We drove to the Mönchhofplatz, climbed up the Mönch-berg, and followed the wide coils of the path to Michaels Basilica. It was almost like when we had climbed up to the ruins of Castle Wegelnburg: Leo often ran ahead of me, her hair flying. We barely spoke. She was skipping and jumping around. I watched her, and at times the memory of the trip we had taken together was as painful as if it had been a memory of distant years and long-lost youth. We sat at a table in the garden of the Waldschenke beneath tall old trees. It was only ten thirty in the morning, and we were the only customers.
“So tell me all about it.”
“What do you mean?” she asked.
“How you've been doing since you left me.”
“I didn't leave you. Did I leave you? I can't give you back the four hundred francs yet. I don't have any money. Helmut did have some, and I wanted him to send the four hundred francs to you, but he said you'd already made enough money off us. Did you? Helmut wanted to make money off me, and his friend did, too. I found out about that. But you …” She frowned and ran her finger along the squares on the tablecloth.
“If I hadn't been given the case, I wouldn't have gotten to know you. But by the time we were traveling together I no longer had the case and wasn't making any money. How did you get from Locarno to where Helmut was?”

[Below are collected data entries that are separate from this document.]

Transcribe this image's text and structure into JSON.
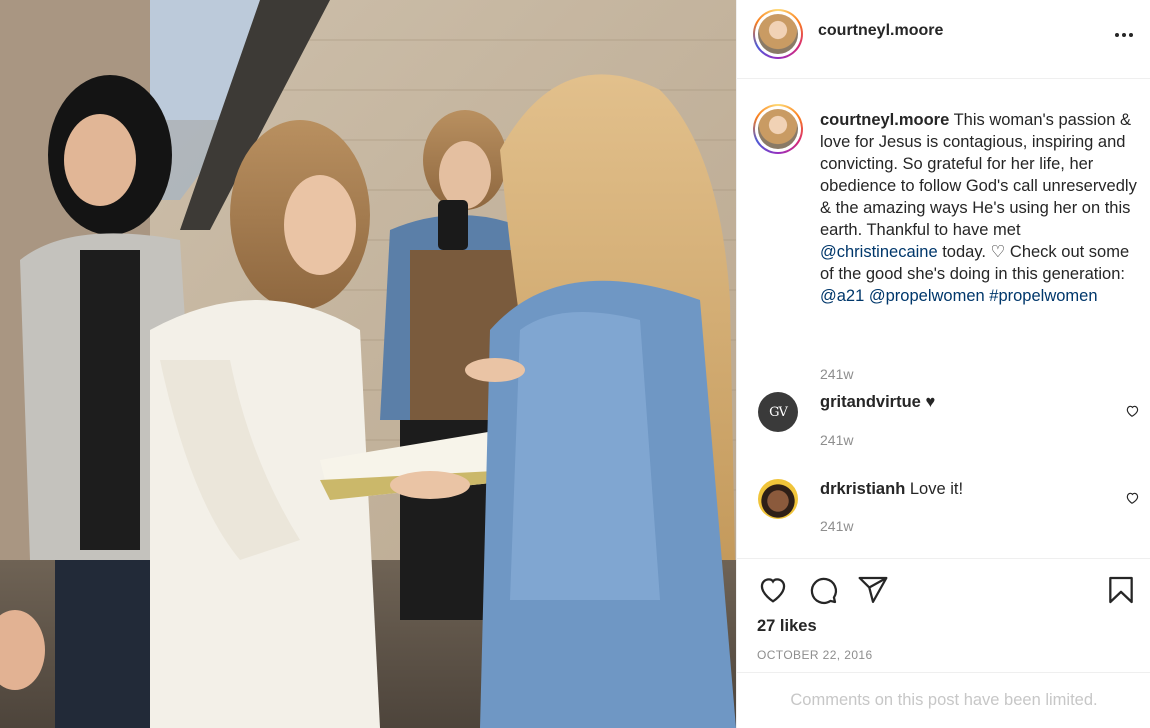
{
  "post": {
    "username": "courtneyl.moore",
    "caption_parts": {
      "text1": " This woman's passion & love for Jesus is contagious, inspiring and convicting. So grateful for her life, her obedience to follow God's call unreservedly & the amazing ways He's using her on this earth. Thankful to have met ",
      "mention1": "@christinecaine",
      "text2": " today. ♡ Check out some of the good she's doing in this generation: ",
      "mention2": "@a21",
      "space": " ",
      "mention3": "@propelwomen",
      "hashtag": "#propelwomen"
    },
    "caption_time": "241w",
    "likes": "27 likes",
    "date": "OCTOBER 22, 2016",
    "comments_limited": "Comments on this post have been limited."
  },
  "comments": [
    {
      "username": "gritandvirtue",
      "text": "♥",
      "time": "241w",
      "avatar_text": "GV"
    },
    {
      "username": "drkristianh",
      "text": "Love it!",
      "time": "241w"
    }
  ],
  "icons": {
    "more": "more-options-icon",
    "like": "heart-icon",
    "comment": "comment-icon",
    "share": "share-icon",
    "save": "bookmark-icon"
  },
  "colors": {
    "text": "#262626",
    "secondary": "#8e8e8e",
    "link": "#00376b",
    "border": "#efefef",
    "disabled": "#c7c7c7"
  }
}
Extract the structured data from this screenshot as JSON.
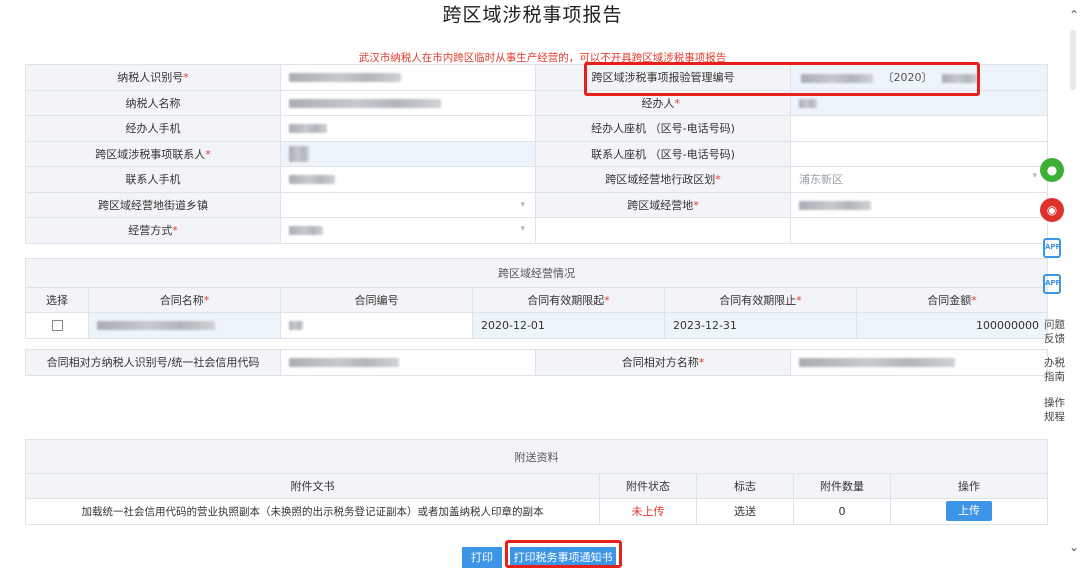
{
  "page": {
    "title": "跨区域涉税事项报告",
    "notice": "武汉市纳税人在市内跨区临时从事生产经营的，可以不开具跨区域涉税事项报告"
  },
  "form": {
    "taxpayer_id_label": "纳税人识别号",
    "report_number_label": "跨区域涉税事项报验管理编号",
    "report_number_year": "〔2020〕",
    "taxpayer_name_label": "纳税人名称",
    "handler_label": "经办人",
    "handler_phone_label": "经办人手机",
    "handler_landline_label": "经办人座机 （区号-电话号码)",
    "contact_label": "跨区域涉税事项联系人",
    "contact_landline_label": "联系人座机 （区号-电话号码)",
    "contact_phone_label": "联系人手机",
    "admin_region_label": "跨区域经营地行政区划",
    "admin_region_value": "浦东新区",
    "street_label": "跨区域经营地街道乡镇",
    "location_label": "跨区域经营地",
    "mode_label": "经营方式",
    "required_mark": "*"
  },
  "business": {
    "section_title": "跨区域经营情况",
    "columns": [
      "选择",
      "合同名称",
      "合同编号",
      "合同有效期限起",
      "合同有效期限止",
      "合同金额"
    ],
    "required_cols": [
      false,
      true,
      false,
      true,
      true,
      true
    ],
    "rows": [
      {
        "start": "2020-12-01",
        "end": "2023-12-31",
        "amount": "100000000"
      }
    ],
    "counterparty_id_label": "合同相对方纳税人识别号/统一社会信用代码",
    "counterparty_name_label": "合同相对方名称"
  },
  "attachments": {
    "section_title": "附送资料",
    "columns": [
      "附件文书",
      "附件状态",
      "标志",
      "附件数量",
      "操作"
    ],
    "rows": [
      {
        "doc": "加载统一社会信用代码的营业执照副本（未换照的出示税务登记证副本）或者加盖纳税人印章的副本",
        "status": "未上传",
        "flag": "选送",
        "count": "0",
        "action": "上传"
      }
    ]
  },
  "buttons": {
    "print": "打印",
    "print_notice": "打印税务事项通知书"
  },
  "side_rail": {
    "icons": [
      "wechat-icon",
      "weibo-icon",
      "app-icon",
      "app-icon"
    ],
    "app_text": "APP",
    "feedback": "问题反馈",
    "guide": "办税指南",
    "rules": "操作规程"
  },
  "colors": {
    "accent": "#3d95e8",
    "highlight": "#e8201a",
    "required": "#e23b2e",
    "label_bg": "#f2f4f7"
  }
}
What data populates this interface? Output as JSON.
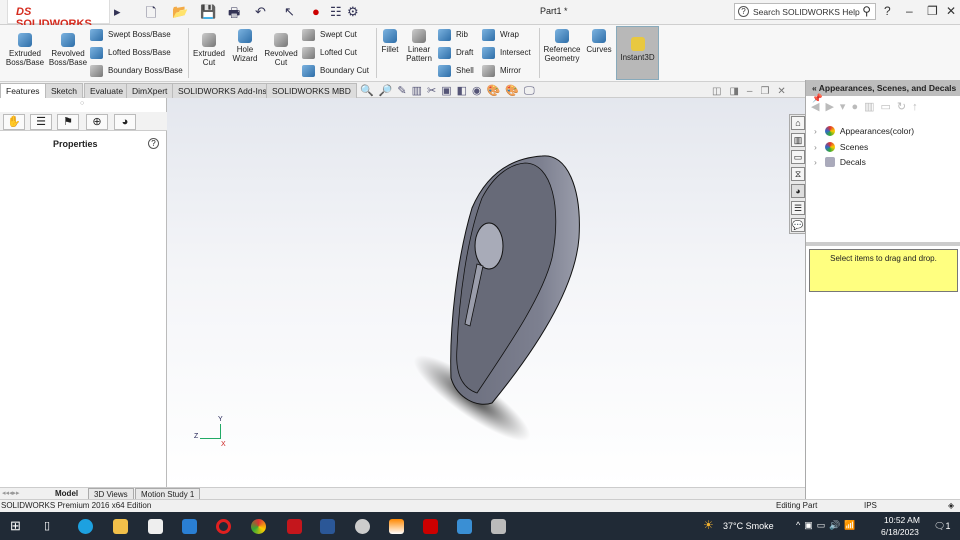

“I called him and he came and picked me up. We traveled down the whole boot of Italy to Sicily, and then back up to the Riviera, and then over to Spain. Helmut was trying to drum up cash everywhere we went, but he couldn't.” She spoke as if she were talking about two strangers and countered my questions with terse answers. I pieced together that they had gone on a spending spree, squandering all the money he had brought with him, and then slept in the car, pulled off con tricks, filled up their gas tank without paying, and shoplifted at supermarkets. “Then Helmut wanted me to…Well, there were tourists, and others, too, who had the hots for me, and Helmut said I should be nice to them. But I wouldn't play along with that.”
“Why didn't you call me collect? You ran out of money— that's why you didn't call me anymore, right?”
She laughed. “That was fun, wasn't it, us talking on the phone at night? Sometimes you weren't there, but I suppose I wasn't either.” She laughed again. “I told Helmut to have his friend say hi to you from me, but I kind of knew he wouldn't.”
We ate lunch. In the old days they served up nice plain home cooking at the Waldschenke. Today microwaves give the most modest establishment the ability to serve up a bad boeuf bourgignon in minutes.
“You and I have eaten better,” she said, winking at me. “Remember the Hotel above Lake Murten?”
I nodded. “Let's go out and have a real dinner this evening,” I said. “What are your plans, by the way? Are you going to stay in Heidelberg? Are you going to go on with your studies? Visit your mother? I'm sure she's been told about developments—have you heard from her?”
She thought awhile. “I'd like to go to a hair salon. My hair's all stringy.” She took hold of a lock and tugged it straight. “And it stinks like hell.” She sniffed at it and wrinkled her nose. “Go on, smell it yourself.”
I was sitting opposite her and declined. “Don't worry, we'll go to a hair salon.”
“No, I want you to smell it.” She got up, walked around the table, bent toward me, and held her head in front of mine.
I smelled the sun in her hair, and a touch of eau de cologne. “Your hair doesn't stink, Leo, it has an aroma of—”
“It stinks! You have to take a better sniff!” She held her head even closer. I took her face in both hands. She gave me a short kiss. “And now be a good boy and smell it properly.”
“OK, Leo, you win. We'll head over to a hair salon afterward.”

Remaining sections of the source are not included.